Windows 10 e crash con la stampa, Microsoft rilascia un fix temporaneo

Windows 10 e crash con la stampa, Microsoft rilascia un fix temporaneo

Microsoft è tornata a parlare del problema con i crash di sistema in seguito ai tentativi di stampa su Windows 10, dopo aver applicato le patch di marzo. Ecco una procedura ufficiale per risolvere temporaneamente il problema

di pubblicata il , alle 11:21 nel canale Sistemi Operativi
MicrosoftWindows
 

Microsoft ha confermato il problema con la stampa su Windows 10, riscontrato da diversi utenti nel mondo dopo aver installato le patch di sicurezza del mese di marzo. Ne avevamo parlato la scorsa settimana riportando che per aggirarlo era possibile disinstallare gli update e rimanere scoperti, quindi, rispetto alle ultime vulnerabilità corrette. Microsoft ha adesso rilasciato una nuova procedura temporanea per evitare i crash, da applicare fino al rilascio di un fix definitivo.

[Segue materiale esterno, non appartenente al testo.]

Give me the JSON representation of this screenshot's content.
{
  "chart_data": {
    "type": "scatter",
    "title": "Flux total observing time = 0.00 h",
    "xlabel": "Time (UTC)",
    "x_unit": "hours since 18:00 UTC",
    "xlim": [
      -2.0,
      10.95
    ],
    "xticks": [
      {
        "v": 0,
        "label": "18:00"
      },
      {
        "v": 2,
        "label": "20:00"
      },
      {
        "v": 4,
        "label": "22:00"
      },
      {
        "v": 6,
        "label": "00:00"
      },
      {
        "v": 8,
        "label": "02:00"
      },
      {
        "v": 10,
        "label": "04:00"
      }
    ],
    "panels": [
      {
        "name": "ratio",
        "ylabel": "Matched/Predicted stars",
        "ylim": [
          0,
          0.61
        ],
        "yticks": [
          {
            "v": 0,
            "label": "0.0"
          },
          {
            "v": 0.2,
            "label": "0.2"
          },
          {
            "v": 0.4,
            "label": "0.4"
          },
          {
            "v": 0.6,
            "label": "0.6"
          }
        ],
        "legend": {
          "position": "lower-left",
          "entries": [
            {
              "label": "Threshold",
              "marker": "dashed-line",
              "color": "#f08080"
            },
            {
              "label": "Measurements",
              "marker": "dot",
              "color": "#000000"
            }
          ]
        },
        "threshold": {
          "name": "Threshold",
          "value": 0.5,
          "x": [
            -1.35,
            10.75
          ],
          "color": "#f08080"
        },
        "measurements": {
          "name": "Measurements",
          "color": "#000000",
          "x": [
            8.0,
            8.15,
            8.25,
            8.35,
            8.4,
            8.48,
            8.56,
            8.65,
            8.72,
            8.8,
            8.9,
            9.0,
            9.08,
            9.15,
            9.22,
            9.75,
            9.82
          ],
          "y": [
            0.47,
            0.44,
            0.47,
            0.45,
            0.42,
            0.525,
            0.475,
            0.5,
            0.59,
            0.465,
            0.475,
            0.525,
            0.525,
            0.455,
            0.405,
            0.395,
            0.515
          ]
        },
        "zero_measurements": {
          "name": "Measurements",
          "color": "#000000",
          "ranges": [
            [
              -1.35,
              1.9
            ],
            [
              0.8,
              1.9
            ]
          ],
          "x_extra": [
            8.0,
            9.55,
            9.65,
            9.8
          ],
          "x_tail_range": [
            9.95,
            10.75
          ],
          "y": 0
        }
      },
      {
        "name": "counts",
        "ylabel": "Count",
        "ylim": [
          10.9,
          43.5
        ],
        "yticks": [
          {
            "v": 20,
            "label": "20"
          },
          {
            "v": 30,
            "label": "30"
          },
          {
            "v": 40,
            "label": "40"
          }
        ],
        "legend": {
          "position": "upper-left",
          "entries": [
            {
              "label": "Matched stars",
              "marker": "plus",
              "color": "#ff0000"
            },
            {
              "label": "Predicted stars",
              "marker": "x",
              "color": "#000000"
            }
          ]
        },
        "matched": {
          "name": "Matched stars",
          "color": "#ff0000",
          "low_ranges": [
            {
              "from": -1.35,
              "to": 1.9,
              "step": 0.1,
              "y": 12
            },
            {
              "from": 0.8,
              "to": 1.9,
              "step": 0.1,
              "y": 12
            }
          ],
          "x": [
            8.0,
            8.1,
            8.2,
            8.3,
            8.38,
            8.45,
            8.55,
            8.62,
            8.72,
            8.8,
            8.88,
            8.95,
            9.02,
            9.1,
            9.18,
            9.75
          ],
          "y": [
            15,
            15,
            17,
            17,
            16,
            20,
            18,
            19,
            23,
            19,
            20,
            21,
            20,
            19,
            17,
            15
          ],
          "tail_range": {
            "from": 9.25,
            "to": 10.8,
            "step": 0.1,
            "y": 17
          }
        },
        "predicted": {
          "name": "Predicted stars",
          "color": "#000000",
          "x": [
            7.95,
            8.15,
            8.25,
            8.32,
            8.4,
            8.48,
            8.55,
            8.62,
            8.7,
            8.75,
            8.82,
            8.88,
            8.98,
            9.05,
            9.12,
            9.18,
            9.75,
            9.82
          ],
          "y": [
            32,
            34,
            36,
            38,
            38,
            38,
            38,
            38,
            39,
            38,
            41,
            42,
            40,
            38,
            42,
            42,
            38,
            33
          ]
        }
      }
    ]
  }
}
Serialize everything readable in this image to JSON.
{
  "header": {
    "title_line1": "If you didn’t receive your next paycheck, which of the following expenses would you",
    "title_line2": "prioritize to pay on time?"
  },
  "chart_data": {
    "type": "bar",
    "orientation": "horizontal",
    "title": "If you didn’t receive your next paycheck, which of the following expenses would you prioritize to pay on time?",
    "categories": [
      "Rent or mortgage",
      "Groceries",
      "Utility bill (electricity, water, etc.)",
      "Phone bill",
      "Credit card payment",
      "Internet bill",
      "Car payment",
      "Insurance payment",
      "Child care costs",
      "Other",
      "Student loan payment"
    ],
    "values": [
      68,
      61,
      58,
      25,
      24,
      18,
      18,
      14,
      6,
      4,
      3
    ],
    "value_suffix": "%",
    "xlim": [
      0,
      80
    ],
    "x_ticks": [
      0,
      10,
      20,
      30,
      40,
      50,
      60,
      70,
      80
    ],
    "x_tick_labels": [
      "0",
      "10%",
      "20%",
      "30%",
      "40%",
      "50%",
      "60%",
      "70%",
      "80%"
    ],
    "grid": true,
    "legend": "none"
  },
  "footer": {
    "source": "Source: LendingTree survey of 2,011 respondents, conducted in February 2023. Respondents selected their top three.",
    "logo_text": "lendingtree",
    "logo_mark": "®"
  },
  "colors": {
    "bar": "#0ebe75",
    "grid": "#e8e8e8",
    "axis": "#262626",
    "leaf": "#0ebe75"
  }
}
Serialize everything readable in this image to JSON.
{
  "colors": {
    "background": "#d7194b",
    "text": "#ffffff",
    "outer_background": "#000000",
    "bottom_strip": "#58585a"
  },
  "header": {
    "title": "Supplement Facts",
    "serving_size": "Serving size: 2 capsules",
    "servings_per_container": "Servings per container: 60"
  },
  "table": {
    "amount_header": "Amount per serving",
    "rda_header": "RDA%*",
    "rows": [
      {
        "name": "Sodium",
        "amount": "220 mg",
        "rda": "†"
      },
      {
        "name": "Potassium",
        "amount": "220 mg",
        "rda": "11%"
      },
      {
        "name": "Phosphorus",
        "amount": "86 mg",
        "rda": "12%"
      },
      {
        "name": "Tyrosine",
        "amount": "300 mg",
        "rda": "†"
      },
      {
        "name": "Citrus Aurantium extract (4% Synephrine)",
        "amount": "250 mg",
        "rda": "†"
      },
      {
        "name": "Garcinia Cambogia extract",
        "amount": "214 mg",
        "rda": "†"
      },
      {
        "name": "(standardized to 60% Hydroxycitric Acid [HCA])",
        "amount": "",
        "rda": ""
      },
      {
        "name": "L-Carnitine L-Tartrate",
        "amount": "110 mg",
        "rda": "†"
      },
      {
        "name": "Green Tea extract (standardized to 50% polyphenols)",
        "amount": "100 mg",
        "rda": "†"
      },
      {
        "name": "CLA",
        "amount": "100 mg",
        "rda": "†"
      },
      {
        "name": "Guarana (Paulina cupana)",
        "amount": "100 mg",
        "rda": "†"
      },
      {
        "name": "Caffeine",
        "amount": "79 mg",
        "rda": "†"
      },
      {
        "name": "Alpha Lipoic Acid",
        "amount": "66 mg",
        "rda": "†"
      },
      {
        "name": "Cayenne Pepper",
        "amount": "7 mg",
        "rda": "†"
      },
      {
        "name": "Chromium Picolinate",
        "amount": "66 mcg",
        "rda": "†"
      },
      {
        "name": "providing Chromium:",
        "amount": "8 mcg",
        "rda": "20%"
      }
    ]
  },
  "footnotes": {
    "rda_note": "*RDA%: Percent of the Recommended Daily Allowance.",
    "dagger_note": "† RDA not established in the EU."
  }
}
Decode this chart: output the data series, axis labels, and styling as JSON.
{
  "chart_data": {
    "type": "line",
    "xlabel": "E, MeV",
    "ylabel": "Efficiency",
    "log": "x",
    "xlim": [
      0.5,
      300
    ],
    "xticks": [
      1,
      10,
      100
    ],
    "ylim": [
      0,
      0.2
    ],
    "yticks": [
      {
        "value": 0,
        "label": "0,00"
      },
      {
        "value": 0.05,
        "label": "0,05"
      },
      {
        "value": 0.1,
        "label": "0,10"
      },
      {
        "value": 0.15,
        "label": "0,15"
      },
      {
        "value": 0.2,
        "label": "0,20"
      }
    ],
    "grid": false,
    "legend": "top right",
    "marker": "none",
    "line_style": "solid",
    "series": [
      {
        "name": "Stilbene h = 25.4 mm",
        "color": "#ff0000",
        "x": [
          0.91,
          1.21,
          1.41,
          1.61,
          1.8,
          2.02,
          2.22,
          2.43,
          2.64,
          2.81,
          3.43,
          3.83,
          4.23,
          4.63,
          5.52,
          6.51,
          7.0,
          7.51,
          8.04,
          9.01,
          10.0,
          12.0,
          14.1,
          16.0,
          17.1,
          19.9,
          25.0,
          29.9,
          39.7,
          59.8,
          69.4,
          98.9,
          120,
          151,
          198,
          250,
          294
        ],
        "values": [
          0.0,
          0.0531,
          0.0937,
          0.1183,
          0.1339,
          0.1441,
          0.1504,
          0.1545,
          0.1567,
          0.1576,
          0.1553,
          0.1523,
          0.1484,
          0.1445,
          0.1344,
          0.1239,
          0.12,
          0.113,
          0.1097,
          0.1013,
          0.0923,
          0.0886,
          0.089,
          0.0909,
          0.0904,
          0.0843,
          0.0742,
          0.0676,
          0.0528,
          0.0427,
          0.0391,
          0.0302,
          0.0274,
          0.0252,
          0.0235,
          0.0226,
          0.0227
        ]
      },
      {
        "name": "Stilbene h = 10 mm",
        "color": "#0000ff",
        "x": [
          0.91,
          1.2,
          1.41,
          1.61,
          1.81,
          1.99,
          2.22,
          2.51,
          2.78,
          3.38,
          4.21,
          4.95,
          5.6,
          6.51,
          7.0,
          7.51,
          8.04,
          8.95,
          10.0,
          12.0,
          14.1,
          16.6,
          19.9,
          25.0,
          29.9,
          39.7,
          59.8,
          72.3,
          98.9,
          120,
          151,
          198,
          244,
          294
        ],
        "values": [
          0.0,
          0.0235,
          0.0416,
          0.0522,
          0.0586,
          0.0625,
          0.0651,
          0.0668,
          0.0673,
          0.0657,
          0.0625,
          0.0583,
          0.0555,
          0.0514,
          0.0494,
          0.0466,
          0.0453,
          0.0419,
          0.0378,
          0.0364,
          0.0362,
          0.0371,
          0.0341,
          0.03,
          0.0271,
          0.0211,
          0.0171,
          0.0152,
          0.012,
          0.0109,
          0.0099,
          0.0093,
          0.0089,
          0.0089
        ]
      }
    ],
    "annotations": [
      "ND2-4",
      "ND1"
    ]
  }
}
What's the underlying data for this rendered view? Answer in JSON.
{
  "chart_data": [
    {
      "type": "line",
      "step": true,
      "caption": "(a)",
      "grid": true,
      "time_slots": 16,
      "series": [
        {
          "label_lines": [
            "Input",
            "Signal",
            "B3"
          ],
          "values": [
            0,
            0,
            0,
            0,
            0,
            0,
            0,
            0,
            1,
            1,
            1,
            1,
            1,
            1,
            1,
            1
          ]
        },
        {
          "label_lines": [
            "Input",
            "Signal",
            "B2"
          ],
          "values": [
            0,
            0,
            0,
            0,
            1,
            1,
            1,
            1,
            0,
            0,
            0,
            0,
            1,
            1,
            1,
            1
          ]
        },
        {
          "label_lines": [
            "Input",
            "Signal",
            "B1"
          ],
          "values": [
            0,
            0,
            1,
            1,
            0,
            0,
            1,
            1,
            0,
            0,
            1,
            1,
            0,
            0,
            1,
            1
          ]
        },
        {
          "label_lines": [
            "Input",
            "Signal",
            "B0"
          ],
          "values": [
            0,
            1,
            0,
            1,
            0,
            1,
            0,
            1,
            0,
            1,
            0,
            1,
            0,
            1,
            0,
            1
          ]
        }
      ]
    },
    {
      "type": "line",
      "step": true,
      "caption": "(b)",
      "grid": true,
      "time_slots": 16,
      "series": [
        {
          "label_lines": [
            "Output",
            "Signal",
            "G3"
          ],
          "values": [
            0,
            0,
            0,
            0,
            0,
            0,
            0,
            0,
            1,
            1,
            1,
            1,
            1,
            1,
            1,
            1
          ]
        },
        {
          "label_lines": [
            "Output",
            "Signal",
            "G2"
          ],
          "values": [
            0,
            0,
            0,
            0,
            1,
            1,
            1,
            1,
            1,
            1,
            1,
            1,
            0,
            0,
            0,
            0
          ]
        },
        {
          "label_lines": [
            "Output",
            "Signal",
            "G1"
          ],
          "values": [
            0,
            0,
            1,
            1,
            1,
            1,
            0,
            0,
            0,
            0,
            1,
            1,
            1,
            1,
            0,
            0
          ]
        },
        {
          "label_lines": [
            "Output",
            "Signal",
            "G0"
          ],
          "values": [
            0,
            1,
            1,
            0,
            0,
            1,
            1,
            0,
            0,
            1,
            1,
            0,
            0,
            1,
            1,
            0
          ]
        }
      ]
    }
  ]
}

Windows 10, crash durante la stampa di file e documenti

Dopo aver installato gli aggiornamenti dell'ultimo Patch Tuesday, e in seguito a diverse lamentele da parte degli utenti, la stessa Microsoft ha spiegato che potrebbe presentarsi un errore di tipo "APC_INDEX_MISMATCH con una schermata blu durante i tentativi di stampa con alcune stampanti su alcune app". L'azienda ha anche rassicurato gli utenti spiegando che sta lavorando a un fix definitivo e che il problema si presenta su Windows 10 2004 e 20H2 dopo aver installato il pacchetto KB5000802, e anche con i pacchetti KB5000808 su Windows 10 1909, KB5999822 su Windows 10 1809 e KB5000809 su Windows 10 1803.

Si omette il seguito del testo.